Gross, who is known as the “bond king”, pointed to the inverse relationship between Treasury inflation-protected securities (Tips) yields and growth stock performance, whereby growth stocks rally as Tips yields decline.

He said: “Investors comparing returns on European stocks might be shocked to learn that 5-year, government-linked yields in Germany are a mere minus 115 basis points while in the US they are even more negative at a minus 130.

“Since crisis levels in March of this year, US 5-year real yields have declined by an astounding 180 basis points or 1.8%, while in Germany, to use an example, they are down a mere 60 basis points. All else equal, that differential explains a lot about the performance of individual global indices including the weakness in the dollar over the same time period.”

That could help explain the disparity in returns between European and US stocks, he said. In the year to date, the S&P 500 has returned 8.7% and the Nasdaq 33.7%, while the FTSE 100 has fallen 18.1%, according to FE Fundinfo. The CAC 40 has fallen 6.2% while the Dax is up 7.4%.

Gross said fiscal stimulus also has a role to play in the geographic disparities in stock market returns. “Germany and other European economies decided to inject lighter stimulus straight to corporations while the Treasury and Fed gave ‘helicopter’ handouts straight to individuals via unemployment benefits and other guarantees to put money right into workers’ pocketbooks.”

But he believed most, if not all the US fiscal stimulus is over.

“To continue to pump the economy in future years would require not just a $4trn deficit but a five or $6trn one.
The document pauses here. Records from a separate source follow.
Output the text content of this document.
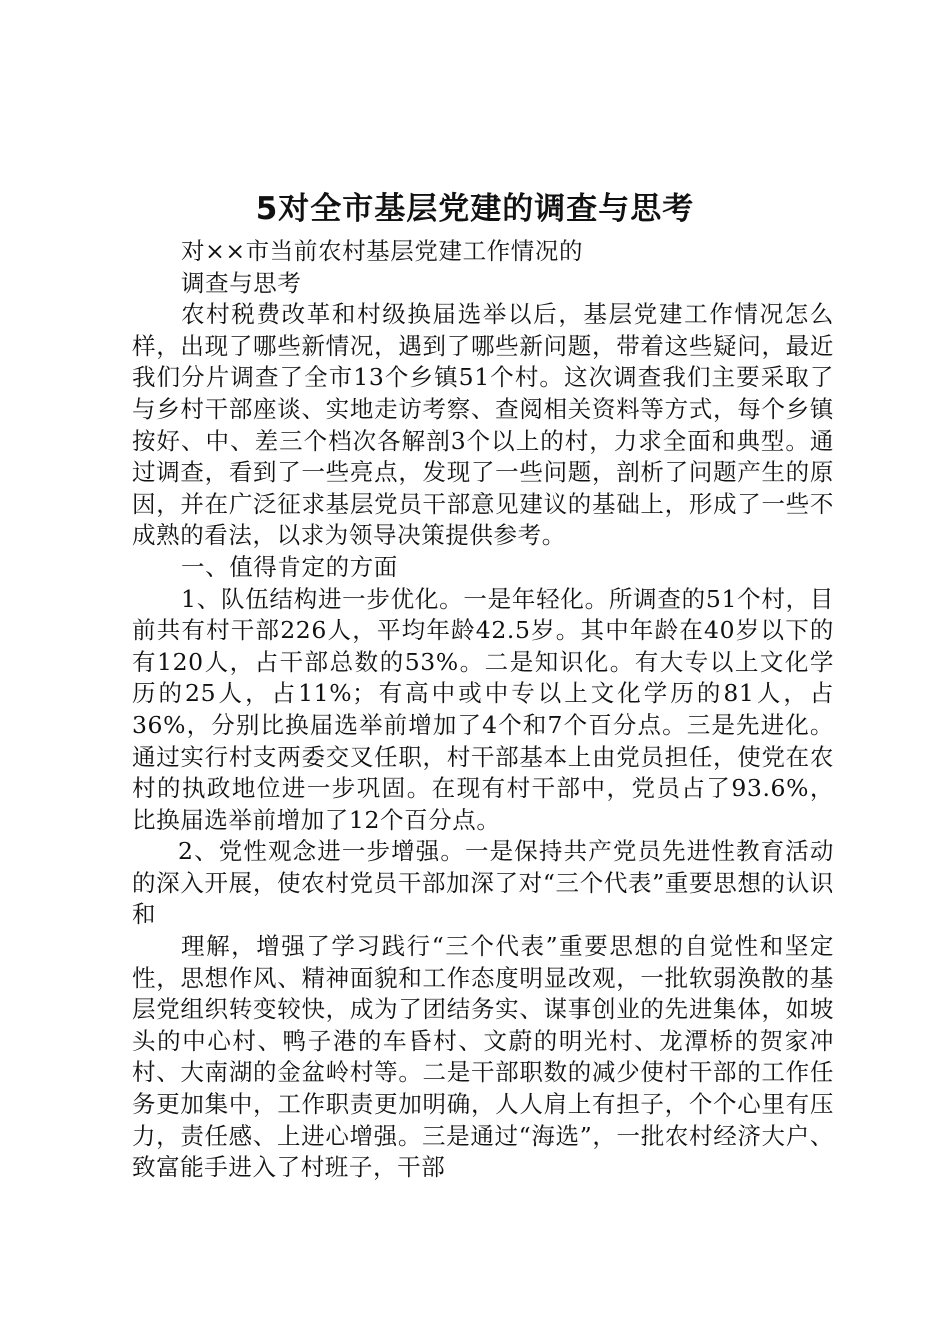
5对全市基层党建的调查与思考

对××市当前农村基层党建工作情况的

调查与思考

农村税费改革和村级换届选举以后，基层党建工作情况怎么样，出现了哪些新情况，遇到了哪些新问题，带着这些疑问，最近我们分片调查了全市13个乡镇51个村。这次调查我们主要采取了与乡村干部座谈、实地走访考察、查阅相关资料等方式，每个乡镇按好、中、差三个档次各解剖3个以上的村，力求全面和典型。通过调查，看到了一些亮点，发现了一些问题，剖析了问题产生的原因，并在广泛征求基层党员干部意见建议的基础上，形成了一些不成熟的看法，以求为领导决策提供参考。

一、值得肯定的方面

1、队伍结构进一步优化。一是年轻化。所调查的51个村，目前共有村干部226人，平均年龄42.5岁。其中年龄在40岁以下的有120人，占干部总数的53%。二是知识化。有大专以上文化学历的25人，占11%；有高中或中专以上文化学历的81人，占36%，分别比换届选举前增加了4个和7个百分点。三是先进化。通过实行村支两委交叉任职，村干部基本上由党员担任，使党在农村的执政地位进一步巩固。在现有村干部中，党员占了93.6%，比换届选举前增加了12个百分点。

2、党性观念进一步增强。一是保持共产党员先进性教育活动的深入开展，使农村党员干部加深了对“三个代表”重要思想的认识和

理解，增强了学习践行“三个代表”重要思想的自觉性和坚定性，思想作风、精神面貌和工作态度明显改观，一批软弱涣散的基层党组织转变较快，成为了团结务实、谋事创业的先进集体，如坡头的中心村、鸭子港的车昏村、文蔚的明光村、龙潭桥的贺家冲村、大南湖的金盆岭村等。二是干部职数的减少使村干部的工作任务更加集中，工作职责更加明确，人人肩上有担子，个个心里有压力，责任感、上进心增强。三是通过“海选”，一批农村经济大户、致富能手进入了村班子，干部
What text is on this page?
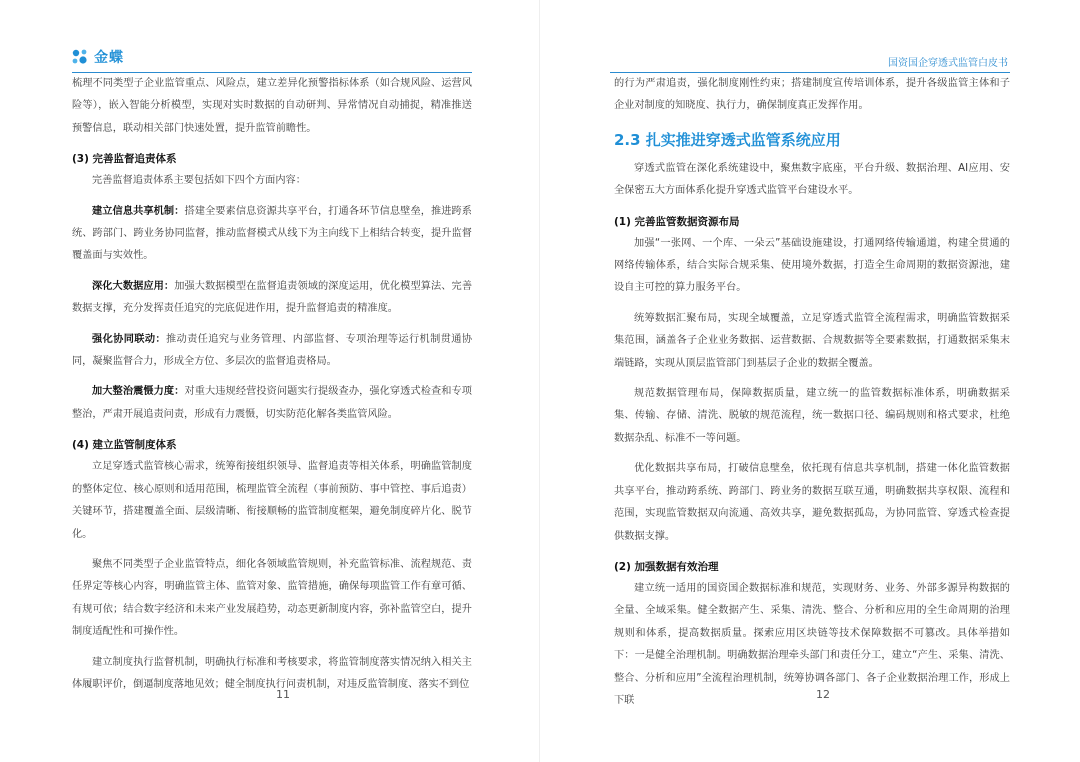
金蝶

梳理不同类型子企业监管重点、风险点，建立差异化预警指标体系（如合规风险、运营风险等），嵌入智能分析模型，实现对实时数据的自动研判、异常情况自动捕捉，精准推送预警信息，联动相关部门快速处置，提升监管前瞻性。

(3) 完善监督追责体系

完善监督追责体系主要包括如下四个方面内容：

建立信息共享机制：搭建全要素信息资源共享平台，打通各环节信息壁垒，推进跨系统、跨部门、跨业务协同监督，推动监督模式从线下为主向线下上相结合转变，提升监督覆盖面与实效性。

深化大数据应用：加强大数据模型在监督追责领域的深度运用，优化模型算法、完善数据支撑，充分发挥责任追究的完底促进作用，提升监督追责的精准度。

强化协同联动：推动责任追究与业务管理、内部监督、专项治理等运行机制贯通协同，凝聚监督合力，形成全方位、多层次的监督追责格局。

加大整治震慑力度：对重大违规经营投资问题实行提级查办，强化穿透式检查和专项整治，严肃开展追责问责，形成有力震慑，切实防范化解各类监管风险。

(4) 建立监管制度体系

立足穿透式监管核心需求，统筹衔接组织领导、监督追责等相关体系，明确监管制度的整体定位、核心原则和适用范围，梳理监管全流程（事前预防、事中管控、事后追责）关键环节，搭建覆盖全面、层级清晰、衔接顺畅的监管制度框架，避免制度碎片化、脱节化。

聚焦不同类型子企业监管特点，细化各领域监管规则，补充监管标准、流程规范、责任界定等核心内容，明确监管主体、监管对象、监管措施，确保每项监管工作有章可循、有规可依；结合数字经济和未来产业发展趋势，动态更新制度内容，弥补监管空白，提升制度适配性和可操作性。

建立制度执行监督机制，明确执行标准和考核要求，将监管制度落实情况纳入相关主体履职评价，倒逼制度落地见效；健全制度执行问责机制，对违反监管制度、落实不到位

11
国资国企穿透式监管白皮书

的行为严肃追责，强化制度刚性约束；搭建制度宣传培训体系，提升各级监管主体和子企业对制度的知晓度、执行力，确保制度真正发挥作用。

2.3 扎实推进穿透式监管系统应用

穿透式监管在深化系统建设中，聚焦数字底座，平台升级、数据治理、AI应用、安全保密五大方面体系化提升穿透式监管平台建设水平。

(1) 完善监管数据资源布局

加强“一张网、一个库、一朵云”基础设施建设，打通网络传输通道，构建全贯通的网络传输体系，结合实际合规采集、使用境外数据，打造全生命周期的数据资源池，建设自主可控的算力服务平台。

统筹数据汇聚布局，实现全域覆盖，立足穿透式监管全流程需求，明确监管数据采集范围，涵盖各子企业业务数据、运营数据、合规数据等全要素数据，打通数据采集末端链路，实现从顶层监管部门到基层子企业的数据全覆盖。

规范数据管理布局，保障数据质量，建立统一的监管数据标准体系，明确数据采集、传输、存储、清洗、脱敏的规范流程，统一数据口径、编码规则和格式要求，杜绝数据杂乱、标准不一等问题。

优化数据共享布局，打破信息壁垒，依托现有信息共享机制，搭建一体化监管数据共享平台，推动跨系统、跨部门、跨业务的数据互联互通，明确数据共享权限、流程和范围，实现监管数据双向流通、高效共享，避免数据孤岛，为协同监管、穿透式检查提供数据支撑。

(2) 加强数据有效治理

建立统一适用的国资国企数据标准和规范，实现财务、业务、外部多源异构数据的全量、全域采集。健全数据产生、采集、清洗、整合、分析和应用的全生命周期的治理规则和体系，提高数据质量。探索应用区块链等技术保障数据不可篡改。具体举措如下：一是健全治理机制。明确数据治理牵头部门和责任分工，建立“产生、采集、清洗、整合、分析和应用”全流程治理机制，统筹协调各部门、各子企业数据治理工作，形成上下联	12
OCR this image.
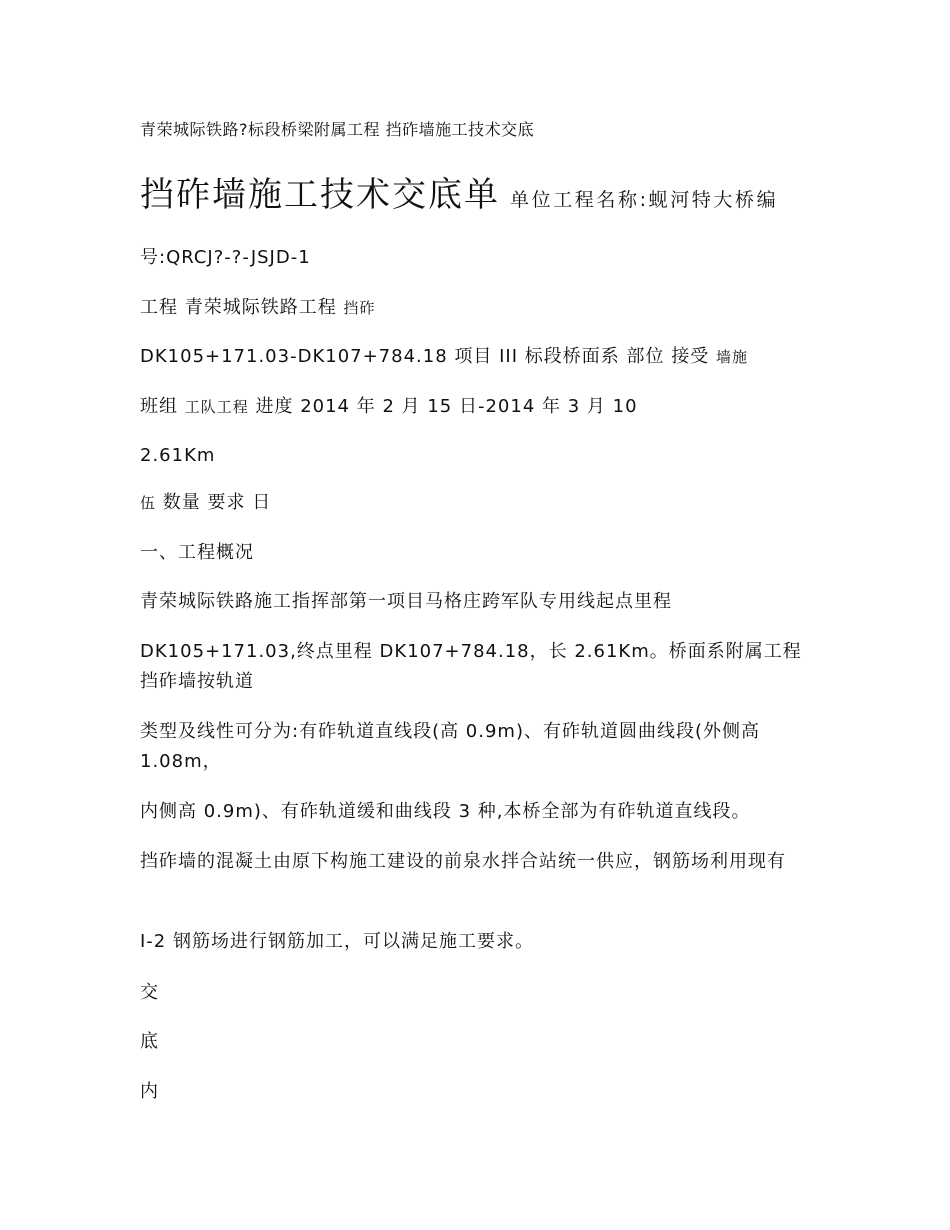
青荣城际铁路?标段桥梁附属工程 挡砟墙施工技术交底
挡砟墙施工技术交底单 单位工程名称:蚬河特大桥编
号:QRCJ?-?-JSJD-1
工程 青荣城际铁路工程 挡砟
DK105+171.03-DK107+784.18 项目 III 标段桥面系 部位 接受 墙施
班组 工队工程 进度 2014 年 2 月 15 日-2014 年 3 月 10
2.61Km
伍 数量 要求 日
一、工程概况
青荣城际铁路施工指挥部第一项目马格庄跨军队专用线起点里程
DK105+171.03,终点里程 DK107+784.18，长 2.61Km。桥面系附属工程挡砟墙按轨道
类型及线性可分为:有砟轨道直线段(高 0.9m)、有砟轨道圆曲线段(外侧高 1.08m，
内侧高 0.9m)、有砟轨道缓和曲线段 3 种,本桥全部为有砟轨道直线段。
挡砟墙的混凝土由原下构施工建设的前泉水拌合站统一供应，钢筋场利用现有
I-2 钢筋场进行钢筋加工，可以满足施工要求。
交
底
内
And to reduce the deficit to three or $2trn would actually be known in economist speak as ‘fiscal drag’ and would have to be made up by at least 6% to 7% real annual growth for years and years in the private sector – a Trumpian or a Bidenian dream I suppose but not realistic.”

He added that real interest rates would have to move lower as a result “which would require quantitative easing of unacceptable proportions”.

“An investor, not day trading on Robinhood, therefore, should begin to play defense via heretofore shunned sectors such as tobacco, banks and even – yes, foreign companies listed on European bourses that have not skyrocketed on dreams of back-to-normal economic prosperity followed by even lower artificial real interest rates.

“There is little money to be made almost anywhere in the world – Covid 19 vaccine or no.”